I flew back to work three days before my sister died. I am told that she was scared when she died. “I said, don’t be scared.” said a friend.

Why not? I thought. Why can’t the dying be scared, be anxious, be angry? Why are we afraid to let them? I would have said, Why are you scared? And I would have said, I am scared too. And sad. And angry.

I told my counselor once that my husband was on the couch, angry, and I had to leave the room.

“Why?” she said.

“I am afraid.” I said.

“Why?” she said.

“I am afraid he’s angry at me.” I said.

“So what?” she said.

I thought, so what? “I want to fix him. I want him to not be angry.” Even if it isn’t at me.

“Why can’t you stay in the room?” she said.

I practiced. I stayed in the room. He was angry, grumpy, acting out. It’s not my anger. I don’t have to fix it. It may be just or unjust. Does it really matter? It is his anger not mine. I can stay present.

A friend said that his friend was dying leaving small children. “He was so angry that almost all his friends stopped visiting.”

A man and his sister are not speaking four years after their father died because they disagreed so strongly about how his lung cancer should be treated.

An elderly woman in the hospital agrees to go home for care with her son when he is present and with her daughter when she is present. When neither is present she will not make a decision.

A woman says to me that she is angry that hospice didn’t tell her which drug to give at the end to keep her friend from being anxious.

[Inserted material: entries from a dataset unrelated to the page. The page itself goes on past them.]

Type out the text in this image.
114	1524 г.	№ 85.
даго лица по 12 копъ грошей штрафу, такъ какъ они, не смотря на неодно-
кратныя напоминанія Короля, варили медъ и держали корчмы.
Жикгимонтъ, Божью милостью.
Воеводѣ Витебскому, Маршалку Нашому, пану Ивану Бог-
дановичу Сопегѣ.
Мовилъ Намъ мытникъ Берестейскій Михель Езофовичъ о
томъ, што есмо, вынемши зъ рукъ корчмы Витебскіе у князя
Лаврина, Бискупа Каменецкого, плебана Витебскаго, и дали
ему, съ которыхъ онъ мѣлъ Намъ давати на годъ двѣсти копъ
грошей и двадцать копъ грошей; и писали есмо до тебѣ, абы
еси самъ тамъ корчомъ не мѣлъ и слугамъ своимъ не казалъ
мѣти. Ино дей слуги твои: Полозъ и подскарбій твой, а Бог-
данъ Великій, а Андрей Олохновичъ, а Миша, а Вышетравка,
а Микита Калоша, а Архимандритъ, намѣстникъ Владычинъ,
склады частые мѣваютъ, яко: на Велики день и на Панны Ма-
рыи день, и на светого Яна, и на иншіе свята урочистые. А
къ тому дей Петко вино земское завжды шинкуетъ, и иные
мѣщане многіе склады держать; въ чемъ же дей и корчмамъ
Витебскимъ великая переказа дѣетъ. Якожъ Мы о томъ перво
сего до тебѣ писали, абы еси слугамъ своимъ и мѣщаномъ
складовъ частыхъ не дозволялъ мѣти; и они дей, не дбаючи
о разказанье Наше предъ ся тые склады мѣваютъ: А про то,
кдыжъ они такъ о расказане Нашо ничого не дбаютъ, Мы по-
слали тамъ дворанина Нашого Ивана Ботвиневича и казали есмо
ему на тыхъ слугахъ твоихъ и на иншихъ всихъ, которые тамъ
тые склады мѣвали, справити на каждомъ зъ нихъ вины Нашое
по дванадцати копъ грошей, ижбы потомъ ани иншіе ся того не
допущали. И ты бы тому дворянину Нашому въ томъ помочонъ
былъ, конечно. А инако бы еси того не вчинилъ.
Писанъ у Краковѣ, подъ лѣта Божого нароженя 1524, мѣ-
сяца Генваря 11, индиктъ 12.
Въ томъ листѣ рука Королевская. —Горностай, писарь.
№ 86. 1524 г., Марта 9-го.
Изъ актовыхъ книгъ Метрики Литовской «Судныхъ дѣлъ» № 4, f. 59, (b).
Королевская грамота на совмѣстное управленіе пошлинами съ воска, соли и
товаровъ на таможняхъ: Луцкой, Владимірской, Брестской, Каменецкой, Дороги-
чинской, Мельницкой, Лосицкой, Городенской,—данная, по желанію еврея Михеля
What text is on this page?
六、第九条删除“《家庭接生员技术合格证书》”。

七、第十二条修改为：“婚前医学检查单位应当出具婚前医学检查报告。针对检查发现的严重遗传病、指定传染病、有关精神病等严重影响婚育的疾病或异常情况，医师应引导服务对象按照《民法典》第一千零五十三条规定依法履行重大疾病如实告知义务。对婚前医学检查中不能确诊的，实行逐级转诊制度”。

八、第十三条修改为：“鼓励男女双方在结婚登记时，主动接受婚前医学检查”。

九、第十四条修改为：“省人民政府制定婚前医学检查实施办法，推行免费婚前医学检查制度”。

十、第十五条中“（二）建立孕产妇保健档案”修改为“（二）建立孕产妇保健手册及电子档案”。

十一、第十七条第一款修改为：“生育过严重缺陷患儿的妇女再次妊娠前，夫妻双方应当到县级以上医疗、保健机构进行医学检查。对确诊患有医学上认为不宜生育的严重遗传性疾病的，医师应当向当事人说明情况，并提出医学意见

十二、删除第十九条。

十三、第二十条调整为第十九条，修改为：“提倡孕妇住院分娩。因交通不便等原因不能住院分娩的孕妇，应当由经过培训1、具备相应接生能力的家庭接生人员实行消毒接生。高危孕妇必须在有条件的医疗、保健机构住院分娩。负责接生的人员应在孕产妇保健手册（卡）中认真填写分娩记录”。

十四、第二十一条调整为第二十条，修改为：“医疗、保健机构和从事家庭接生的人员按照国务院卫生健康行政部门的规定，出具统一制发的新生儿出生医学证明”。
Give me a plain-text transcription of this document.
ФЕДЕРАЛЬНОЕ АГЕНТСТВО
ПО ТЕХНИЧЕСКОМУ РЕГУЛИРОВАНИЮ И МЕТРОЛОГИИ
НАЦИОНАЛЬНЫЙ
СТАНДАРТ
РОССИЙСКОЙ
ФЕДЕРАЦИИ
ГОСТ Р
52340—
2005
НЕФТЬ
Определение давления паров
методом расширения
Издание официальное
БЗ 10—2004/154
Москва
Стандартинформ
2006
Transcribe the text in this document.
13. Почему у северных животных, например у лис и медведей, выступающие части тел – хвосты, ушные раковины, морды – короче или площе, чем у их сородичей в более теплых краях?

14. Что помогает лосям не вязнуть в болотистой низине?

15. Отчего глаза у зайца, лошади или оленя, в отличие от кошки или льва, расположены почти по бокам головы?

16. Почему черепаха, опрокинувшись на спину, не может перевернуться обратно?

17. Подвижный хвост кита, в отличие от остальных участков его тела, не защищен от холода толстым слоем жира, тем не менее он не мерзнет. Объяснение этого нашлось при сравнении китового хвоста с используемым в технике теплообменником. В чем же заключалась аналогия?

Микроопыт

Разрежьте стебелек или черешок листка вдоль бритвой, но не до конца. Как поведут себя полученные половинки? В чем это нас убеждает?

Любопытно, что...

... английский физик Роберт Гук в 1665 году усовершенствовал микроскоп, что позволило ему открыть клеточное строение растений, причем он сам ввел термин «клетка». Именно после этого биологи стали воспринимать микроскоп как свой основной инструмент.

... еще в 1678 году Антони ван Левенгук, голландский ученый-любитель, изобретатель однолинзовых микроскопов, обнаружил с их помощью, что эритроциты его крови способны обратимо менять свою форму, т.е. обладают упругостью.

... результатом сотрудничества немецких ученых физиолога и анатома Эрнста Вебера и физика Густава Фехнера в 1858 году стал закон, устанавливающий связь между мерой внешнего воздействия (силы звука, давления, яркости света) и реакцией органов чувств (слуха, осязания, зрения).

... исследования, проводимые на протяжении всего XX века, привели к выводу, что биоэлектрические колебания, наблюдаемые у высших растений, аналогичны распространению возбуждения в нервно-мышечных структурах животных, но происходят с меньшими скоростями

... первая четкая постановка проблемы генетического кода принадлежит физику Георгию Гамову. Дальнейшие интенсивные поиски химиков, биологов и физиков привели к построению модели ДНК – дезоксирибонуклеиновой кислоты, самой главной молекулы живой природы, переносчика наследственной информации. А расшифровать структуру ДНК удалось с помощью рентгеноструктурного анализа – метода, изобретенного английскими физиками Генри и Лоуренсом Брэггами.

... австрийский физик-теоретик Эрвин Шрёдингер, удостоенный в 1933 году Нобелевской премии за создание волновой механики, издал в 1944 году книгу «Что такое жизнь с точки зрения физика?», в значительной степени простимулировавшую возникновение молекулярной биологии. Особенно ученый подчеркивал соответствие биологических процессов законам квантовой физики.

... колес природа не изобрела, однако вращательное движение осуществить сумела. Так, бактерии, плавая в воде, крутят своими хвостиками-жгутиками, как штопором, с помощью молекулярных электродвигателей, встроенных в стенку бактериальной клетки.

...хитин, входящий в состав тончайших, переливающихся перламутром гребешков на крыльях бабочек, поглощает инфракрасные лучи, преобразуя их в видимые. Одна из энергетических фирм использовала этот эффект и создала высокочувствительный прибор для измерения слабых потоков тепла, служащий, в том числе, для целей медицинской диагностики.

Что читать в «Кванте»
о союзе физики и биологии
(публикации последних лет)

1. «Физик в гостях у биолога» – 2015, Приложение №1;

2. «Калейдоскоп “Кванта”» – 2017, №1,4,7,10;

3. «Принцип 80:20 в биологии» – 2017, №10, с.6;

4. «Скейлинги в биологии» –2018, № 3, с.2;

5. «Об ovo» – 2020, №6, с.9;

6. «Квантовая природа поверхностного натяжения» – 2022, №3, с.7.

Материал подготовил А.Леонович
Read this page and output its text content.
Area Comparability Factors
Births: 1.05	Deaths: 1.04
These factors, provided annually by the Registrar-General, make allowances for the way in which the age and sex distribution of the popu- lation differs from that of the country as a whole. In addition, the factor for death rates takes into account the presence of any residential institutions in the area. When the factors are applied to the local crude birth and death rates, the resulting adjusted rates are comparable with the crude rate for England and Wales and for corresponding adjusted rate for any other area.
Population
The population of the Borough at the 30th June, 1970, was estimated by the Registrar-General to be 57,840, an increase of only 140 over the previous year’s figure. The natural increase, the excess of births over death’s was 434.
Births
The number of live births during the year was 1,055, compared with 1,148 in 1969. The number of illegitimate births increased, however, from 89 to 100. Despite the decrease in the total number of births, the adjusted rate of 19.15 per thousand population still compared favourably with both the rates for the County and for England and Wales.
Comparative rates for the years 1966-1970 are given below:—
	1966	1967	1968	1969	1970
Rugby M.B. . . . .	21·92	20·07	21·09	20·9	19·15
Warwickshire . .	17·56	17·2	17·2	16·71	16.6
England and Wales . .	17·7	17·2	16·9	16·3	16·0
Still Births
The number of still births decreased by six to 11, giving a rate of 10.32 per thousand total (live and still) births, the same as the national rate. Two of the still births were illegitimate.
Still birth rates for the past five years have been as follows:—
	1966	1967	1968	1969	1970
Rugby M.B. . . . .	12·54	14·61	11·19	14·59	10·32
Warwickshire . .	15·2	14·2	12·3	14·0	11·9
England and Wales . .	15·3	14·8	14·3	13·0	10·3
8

I hope that we learn to stay present for the dying and for the living. For all of the “negative” emotions. I see most of my hospice patients want LESS medicine rather than more. As their kidneys fail, the medicines last longer. They do not want to be asleep. They may cry. They may be angry. They may be unreasonable. Why should they be reasonable or nice or peaceful?

We want most to be loved entirely. Even when we are sad or whiney or angry or anxious. Who wants to be left alone when they are afraid? I hope we all learn to stay present.

And when we were alone, in that last three days, my sister said “I’m bad!” I said, “You are not bad. You’ve done some really bad things.” She said, “I’m sorry.” I said, “I love you anyway.” And she lit up like a buddhist monk, like an angel. And we both cried and I am so glad I was there.